Раиса вдруг побледнела и схватилась за сердце.

– Это она… Она шалит… – пробормотала домработница и мелко перекрестилась.

– Кто? – затаив дыхание, спросила я. Мне почему-то передалась ее нервозность.

– Ида…

– Прекратите нести чушь! Врублевская давно умерла! – строго сказала я, а сама почувствовала, как предательская струйка пота потекла по спине.

– Я уже сколько раз замечала, – словно не слыша меня, продолжила Раиса. – Дом-то запертый стоял, а вещи не на своих местах. Кто их переставил? То чашка на столе, то скатерть съехала, то ящик вон выдвинут. Я же из ума еще не выжила, помню прекрасно, куда что кладу, в каком виде все оставляю. Я вам, Саша, больше скажу…

Внезапно гостиная наполнилась глухим звоном – старинные напольные часы с массивным маятником провозгласили начало нового часа.

– Фу ты, Господи! – вздрогнула Раиса. – Часы эти проклятые. То работают, то не работают. Не поймешь их…

– Саша! Сашенька, вы дома? – раздался деликатный стук, и на пороге гостиной возникла Гала с лучезарной улыбкой на лице.

Раису как ветром сдуло. Интересно, что у них с Галой произошло?

– Добрый день, – вежливо поздоровалась я.

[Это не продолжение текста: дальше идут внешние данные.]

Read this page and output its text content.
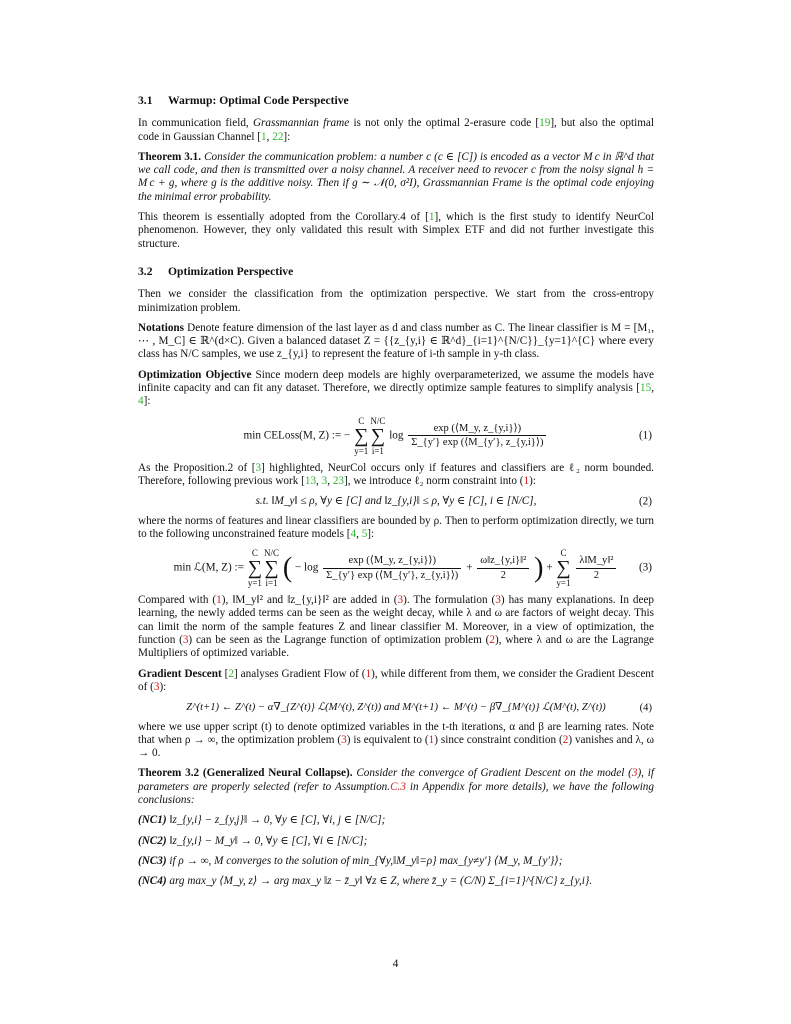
3.1 Warmup: Optimal Code Perspective

In communication field, Grassmannian frame is not only the optimal 2-erasure code [19], but also the optimal code in Gaussian Channel [1, 22]:

Theorem 3.1. Consider the communication problem: a number c (c ∈ [C]) is encoded as a vector M c in ℝ^d that we call code, and then is transmitted over a noisy channel. A receiver need to revocer c from the noisy signal h = M c + g, where g is the additive noisy. Then if g ∼ 𝒩(0, σ²I), Grassmannian Frame is the optimal code enjoying the minimal error probability.

This theorem is essentially adopted from the Corollary.4 of [1], which is the first study to identify NeurCol phenomenon. However, they only validated this result with Simplex ETF and did not further investigate this structure.

3.2 Optimization Perspective

Then we consider the classification from the optimization perspective. We start from the cross-entropy minimization problem.

Notations Denote feature dimension of the last layer as d and class number as C. The linear classifier is M = [M₁, ⋯ , M_C] ∈ ℝ^(d×C). Given a balanced dataset Z = {{z_{y,i} ∈ ℝ^d}_{i=1}^{N/C}}_{y=1}^{C} where every class has N/C samples, we use z_{y,i} to represent the feature of i-th sample in y-th class.

Optimization Objective Since modern deep models are highly overparameterized, we assume the models have infinite capacity and can fit any dataset. Therefore, we directly optimize sample features to simplify analysis [15, 4]:

min CELoss(M, Z) := − C
∑
y=1N/C
∑
i=1 $\log \frac{\exp (⟨M\_y, z\_\{y,i\}⟩)}{\Sigma\_\{y'\} \exp (⟨M\_\{y'\}, z\_\{y,i\}⟩)}$	(1)

As the Proposition.2 of [3] highlighted, NeurCol occurs only if features and classifiers are ℓ₂ norm bounded. Therefore, following previous work [13, 3, 23], we introduce ℓ₂ norm constraint into (1):

s.t. ‖M_y‖ ≤ ρ, ∀y ∈ [C] and ‖z_{y,i}‖ ≤ ρ, ∀y ∈ [C], i ∈ [N/C],	(2)

where the norms of features and linear classifiers are bounded by ρ. Then to perform optimization directly, we turn to the following unconstrained feature models [4, 5]:

min ℒ(M, Z) := C
∑
y=1N/C
∑
i=1 ( − $\log \frac{\exp (⟨M\_y, z\_\{y,i\}⟩)}{\Sigma\_\{y'\} \exp (⟨M\_\{y'\}, z\_\{y,i\}⟩)} + \frac{\text{ω‖z\_\{y,i\}‖²}}{2}$ ) + C
∑
y=1
$\frac{\text{λ‖M\_y‖²}}{2} (3)$

Compared with (1), ‖M_y‖² and ‖z_{y,i}‖² are added in (3). The formulation (3) has many explanations. In deep learning, the newly added terms can be seen as the weight decay, while λ and ω are factors of weight decay. This can limit the norm of the sample features Z and linear classifier M. Moreover, in a view of optimization, the function (3) can be seen as the Lagrange function of optimization problem (2), where λ and ω are the Lagrange Multipliers of optimized variable.

Gradient Descent [2] analyses Gradient Flow of (1), while different from them, we consider the Gradient Descent of (3):

Z^(t+1) ← Z^(t) − α∇_{Z^(t)} ℒ(M^(t), Z^(t)) and M^(t+1) ← M^(t) − β∇_{M^(t)} ℒ(M^(t), Z^(t))	(4)

where we use upper script (t) to denote optimized variables in the t-th iterations, α and β are learning rates. Note that when ρ → ∞, the optimization problem (3) is equivalent to (1) since constraint condition (2) vanishes and λ, ω → 0.

Theorem 3.2 (Generalized Neural Collapse). Consider the convergce of Gradient Descent on the model (3), if parameters are properly selected (refer to Assumption.C.3 in Appendix for more details), we have the following conclusions:

(NC1) ‖z_{y,i} − z_{y,j}‖ → 0, ∀y ∈ [C], ∀i, j ∈ [N/C];
(NC2) ‖z_{y,i} − M_y‖ → 0, ∀y ∈ [C], ∀i ∈ [N/C];
(NC3) if ρ → ∞, M converges to the solution of min_{∀y,‖M_y‖=ρ} max_{y≠y′} ⟨M_y, M_{y′}⟩;
(NC4) arg max_y ⟨M_y, z⟩ → arg max_y ‖z − z̄_y‖ ∀z ∈ Z, where z̄_y = (C/N) Σ_{i=1}^{N/C} z_{y,i}.
4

– Как здорово, что я вас застала. Ненавижу одиночество. Нора укатила в свою галерею, Арсений – по делам, Лиза с утра пораньше в город отправилась. Все меня бросили! – Она обиженно выпятила пухлую нижнюю губу и плюхнулась в потрескавшееся кожаное кресло. – Фу, жарко! – Гостья осмотрелась, потом вскочила, стремительно метнулась к Идиному портрету и прищурилась: – Это что же, никак Горелов? – визгливо воскликнула она, но тут же опомнилась. – Совсем на него не похоже. Да и рама уж больно уродливая. Он подобный кич терпеть не мог.

«Странно, – подумала я, – неужели Гала никогда раньше не бывала у Врублевской в доме?» Получается так. По крайней мере, в тот день, когда мы с ней познакомились, она дальше веранды не заходила.

– Ах, какие прелестные статуэтки! – Гала повертела в руках одну из балеринок. – О! Копенгаген, три волны. Недешевая безделушка… Что вы собираетесь со всем этим делать? Себе оставите или будете продавать?

– Еще не решила.

– Ну, конечно, конечно… Вы чем-то на нее похожи. На Врублевскую, я имею в виду. Вы ее родственница?

– Я? – удивленно переспросила я. – Нет. А разве у нее были родственники?

– Господи, откуда я знаю? – Гала поспешно отвернулась и пожала плечами. – В любом случае, если надумаете продавать, я с удовольствием куплю. И портрет, кстати, тоже.

– Хорошо, – рассеянно ответила я, а сама все пыталась вспомнить, что же из сказанного Галой резануло мне слух. Лиза! Гала сказала, что Лиза с утра уехала в Москву. – Кстати, я сегодня около полудня видела Лизу здесь, в поселке.

– Правда? – встрепенулась Гала. – Где?

– Встретила ее на реке. Они гуляли с Монаховым, кажется, и его собакой.

– С Монаховым? Вот идиотка! – сквозь зубы процедила Гала, но я ее услышала. – Простите, это я не вам.

– Понятно, что не мне, – развеселилась я. – А что, этот Монахов – монстр какой-нибудь?

– Нет, ну почему сразу монстр? Просто довольно неприятный тип. Знаете, из этих, новых русских. Он, конечно, неглупый, образованный. Владелец издательского дома «Третий Рим». Толстые глянцевые журналы, «Теленеделя», красочные проспекты и путеводители – все это его. Но сам он для этого палец о палец не ударил. Все получил на блюдечке с золотой каемочкой.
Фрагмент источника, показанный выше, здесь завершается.